Iran Essentials: Part 1

Among the incidental virtues of tyrannies is the way in which the small stuff of life simply fall away in their shadow, to intensify the value of the big—love, art, pleasure, relationships. Oppression, like magic mushrooms, has been heightening the senses of urban Iranians for years. Inside the homes, in the safety of “drawing rooms,” the clock is always set to that Austenian hour, when art is as sacred as religion and life is largely defined in the symbiotic relationship with it, each informing the other. Carl Orff’s Carmina Burana, for instance, was the rage in the days following the 1979 revolution, a piece which perfectly mirrored the national turbulence. Now it seems that Iran’s last three decades have ended by the very same notes they had begun with, just like Orff’s masterpiece.

It was in March 1979, when Iranian women took to the streets for a historic demonstration. Days after the victory of the revolution, Ayatollah Khomeini ordered the Islamic Dress Code, the hijab, to be reinstituted in government offices. The news drew thousands of women to the streets on International Women’s Day to protest the decision. At the time, it was unfathomable to disobey the glorified leader who had returned from exile less than a month earlier and delivered the nation from 2,500 years of monarchy. Yet, the women fathomed it, organized, and staged a dazzling protest.

Iranians love poetry and the metaphors in them. But on March 8, 1979, those demonstrating women created a metaphor far more apt and enduring than our poets ever had. In their protest, everything that was already wrong, or would be, was manifested. One didn’t only need legs to walk beside those women. Backbone was much more essential. Even the most progressive intellectuals were too intoxicated by the revolution’s victory to stomach any criticism of the new order. If anything, the women were subject to the wrath of those who should have been their most natural allies—secular and leftist activists. Still, they dared say it like it was: “We haven’t made a revolution, to go back in time,” was one of the day’s slogans. And they dared call it by its real name, as did the American feminist, Kate Millett, who was in Tehran for the occasion and told stunned reporters: “Ayatollah Khomeini is a male chauvinist!”

Despite all the blows the demonstrators suffered from the thugs who attacked them that day, the protest did subsequently force the quintessentially intractable leader to retract his order; albeit in the end, the retraction proved to have only been a delay and the hijab eventually did become mandatory.
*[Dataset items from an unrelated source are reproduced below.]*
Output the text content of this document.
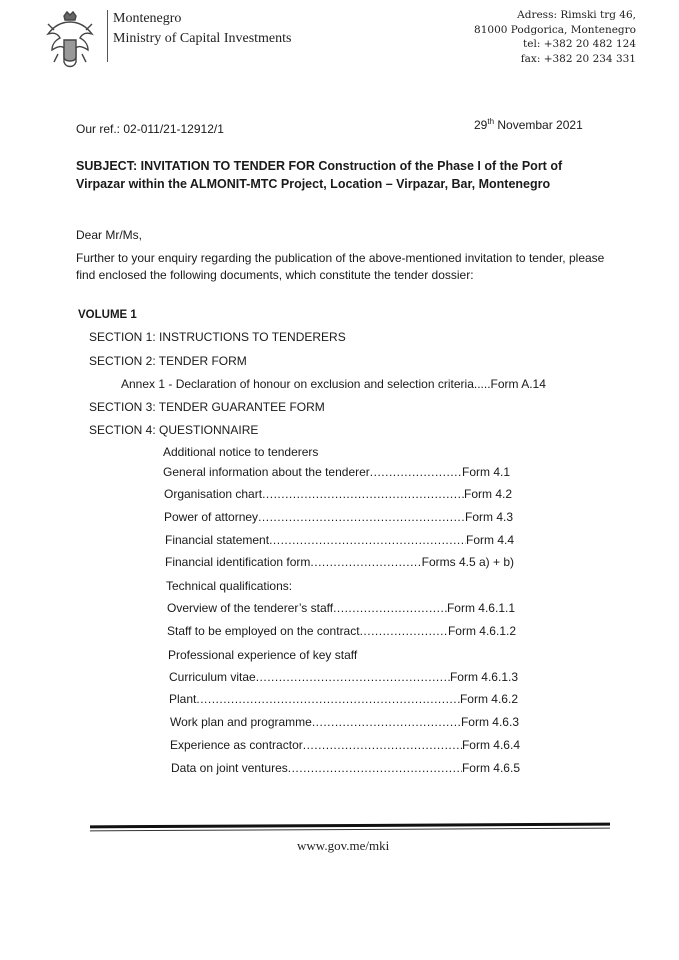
Montenegro
Ministry of Capital Investments
Adress: Rimski trg 46,
81000 Podgorica, Montenegro
tel: +382 20 482 124
fax: +382 20 234 331
Our ref.: 02-011/21-12912/1	29th Novembar 2021
SUBJECT: INVITATION TO TENDER FOR Construction of the Phase I of the Port of Virpazar within the ALMONIT-MTC Project, Location – Virpazar, Bar, Montenegro
Dear Mr/Ms,
Further to your enquiry regarding the publication of the above-mentioned invitation to tender, please find enclosed the following documents, which constitute the tender dossier:
VOLUME 1
SECTION 1: INSTRUCTIONS TO TENDERERS
SECTION 2: TENDER FORM
Annex 1 - Declaration of honour on exclusion and selection criteria.....Form A.14
SECTION 3: TENDER GUARANTEE FORM
SECTION 4: QUESTIONNAIRE
Additional notice to tenderers
General information about the tenderer .....	Form 4.1
Organisation chart .....	Form 4.2
Power of attorney .....	Form 4.3
Financial statement .....	Form 4.4
Financial identification form .....	Forms 4.5 a) + b)
Technical qualifications:
Overview of the tenderer’s staff .....	Form 4.6.1.1
Staff to be employed on the contract .....	Form 4.6.1.2
Professional experience of key staff
Curriculum vitae .....	Form 4.6.1.3
Plant .....	Form 4.6.2
Work plan and programme .....	Form 4.6.3
Experience as contractor .....	Form 4.6.4
Data on joint ventures .....	Form 4.6.5
www.gov.me/mki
Thirty years since, the world marvels at what it finds in the new generation of Iranian demonstrators. Women have been on the forefronts of the post-2009 election protests—the phenomenon that has come to be known as the Green Movement. The most iconic image of the last few months is that of the dying young woman, Neda Agha-Soltan. Everything about those few seconds when Neda falls to her knees, then lays on her back, arms to either side as if crucified on the asphalt beneath, seems nearly venerable and utterly halting. But there’s also a metaphor, no less great than its predecessor, in the icon. As Neda’s gaze freezes into the distance, as if she is seeing the promised land, her scarf slips off to reveal her dark hair, moments before narrow streams of blood tarnish her pristine face. In her image, Iran’s democracy movement comes full circle, ending the 30-year oratorio on the notes of the same plight.